Note that the model latitude and model longitude are returned as integers and multiples of 100. To return latititude and longitude as a decimal (for example to compare to the latitude and longitude of your GPS data) you need to first convert these fields to decimals:

 SELECT f.latitude/100::decimal, f.longitude/100::decimal
 FROM ecmwf.forecast_nearest( 52.35983, 5.615, timestamp '2008-05-19 13:34:00') f;

These function can for example be used in a join as follows :

 SELECT g.device_info_serial
      , g.date_time
      , g.latitude
      , g.longitude
      , g.speed_2d
      , g.altitude
      , (ecmwf.forecast_nearest( g.latitude, g.longitude,g.date_time)).*
 FROM gps.ee_tracking_speed_limited g
 WHERE g.device_info_serial = 1 
   AND g.latitude <> 0
   AND g.userflag = 0
 ORDER BY g.date_time;


Although these functions were converted to PLPgSQL to speed them up, a faster ways to retrieve the same data is with (thanks to Floris Sluiters):

 SELECT device_info_serial, date_time, latitude, longitude, speed_2d, altitude, (x::ecmwf.forecast).*
 FROM (SELECT 
      g.*
      ,((SELECT f 
           FROM ecmwf.forecast f
          WHERE f.latitude = round(g.latitude * 100 / 25)::integer * 25
            AND f.longitude =  round(g.longitude * 100 / 25)::integer * 25
            AND f.modelts = TIMESTAMP 'epoch' + round(EXTRACT(EPOCH FROM g.date_time) 
                / (60*60*3))::integer * INTERVAL '3 hours' limit 1)::ecmwf.forecast) as x 
       FROM   gps.ee_tracking_speed_limited g
       WHERE g.device_info_serial = 1 
            AND g.latitude <> 0
            AND g.userflag = 0
         ORDER BY g.date_time) t

Below is example query that retrieves data for a model grid point closest to user provided coordinates and for one model time stamp (eg. 12:00) for a series of consecutive days

 SELECT f.modelts, f.latitude, f.longitude, f.blh
 FROM ecmwf.forecast as f
 WHERE f.latitude = round(42.718104*100/25)::integer*25 AND f.longitude = round(11.517727*100/25)::integer*25 and 
   f.modelts >= '2007-08-01 12:00' and f.modelts <= '2008-08-01 12:00' and date_part('hour', f.modelts) = 12
 ORDER BY f.modelts   


Interpolation

The following functions are added so that simple linear interpolation for a specific point in space and time can be done in Postgres.

These are ecmwf.forecast_interpolate and ecmwf.analysis_interpolate and they take a latitude, longitude and timestamp as parameter.

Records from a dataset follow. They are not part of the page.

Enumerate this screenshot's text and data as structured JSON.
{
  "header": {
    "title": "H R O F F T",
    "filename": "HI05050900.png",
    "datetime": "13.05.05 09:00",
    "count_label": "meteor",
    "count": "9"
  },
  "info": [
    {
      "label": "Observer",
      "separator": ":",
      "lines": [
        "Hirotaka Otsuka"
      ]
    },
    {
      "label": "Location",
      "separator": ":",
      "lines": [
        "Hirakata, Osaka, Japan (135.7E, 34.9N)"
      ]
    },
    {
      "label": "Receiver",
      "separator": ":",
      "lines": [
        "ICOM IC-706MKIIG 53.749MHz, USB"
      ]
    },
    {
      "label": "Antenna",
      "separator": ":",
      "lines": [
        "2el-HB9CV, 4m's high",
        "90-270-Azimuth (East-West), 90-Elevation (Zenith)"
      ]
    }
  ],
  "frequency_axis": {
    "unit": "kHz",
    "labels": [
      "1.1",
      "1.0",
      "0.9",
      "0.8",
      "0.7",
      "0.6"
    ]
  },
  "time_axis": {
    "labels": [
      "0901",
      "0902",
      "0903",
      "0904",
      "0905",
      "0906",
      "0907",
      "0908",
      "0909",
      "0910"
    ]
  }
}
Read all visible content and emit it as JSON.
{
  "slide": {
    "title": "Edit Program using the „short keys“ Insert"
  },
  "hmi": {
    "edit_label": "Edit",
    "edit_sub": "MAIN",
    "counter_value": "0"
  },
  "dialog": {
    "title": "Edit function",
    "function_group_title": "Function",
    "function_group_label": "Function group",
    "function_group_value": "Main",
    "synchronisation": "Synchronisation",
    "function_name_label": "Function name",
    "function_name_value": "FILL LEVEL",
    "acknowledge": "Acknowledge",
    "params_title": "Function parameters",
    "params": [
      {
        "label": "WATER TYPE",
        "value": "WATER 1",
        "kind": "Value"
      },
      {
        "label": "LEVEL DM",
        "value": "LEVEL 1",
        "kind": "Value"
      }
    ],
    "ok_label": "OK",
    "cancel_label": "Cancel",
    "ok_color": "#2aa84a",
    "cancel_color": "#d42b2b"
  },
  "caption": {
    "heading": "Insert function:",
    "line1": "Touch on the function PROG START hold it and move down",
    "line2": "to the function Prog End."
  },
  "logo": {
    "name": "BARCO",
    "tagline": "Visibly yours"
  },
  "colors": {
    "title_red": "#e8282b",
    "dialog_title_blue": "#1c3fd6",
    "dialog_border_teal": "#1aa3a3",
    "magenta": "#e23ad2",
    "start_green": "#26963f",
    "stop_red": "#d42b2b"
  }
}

They can be used in the same way:

 select * from ecmwf.forecast_interpolate( 52.35983, 5.615, timestamp '2008-05-19 13:34:00');
  
 select * from ecmwf.analysis_interpolate( 52.35983, 5.615, timestamp '2008-05-19 13:34:00');

And they can also be used in joins as above. These functions select the 8 surrounding points in latitude, longitude and date_time and interpolate linear in latitude, longitude and date_time successively. The interpolate functions are much slower then the nearest functions.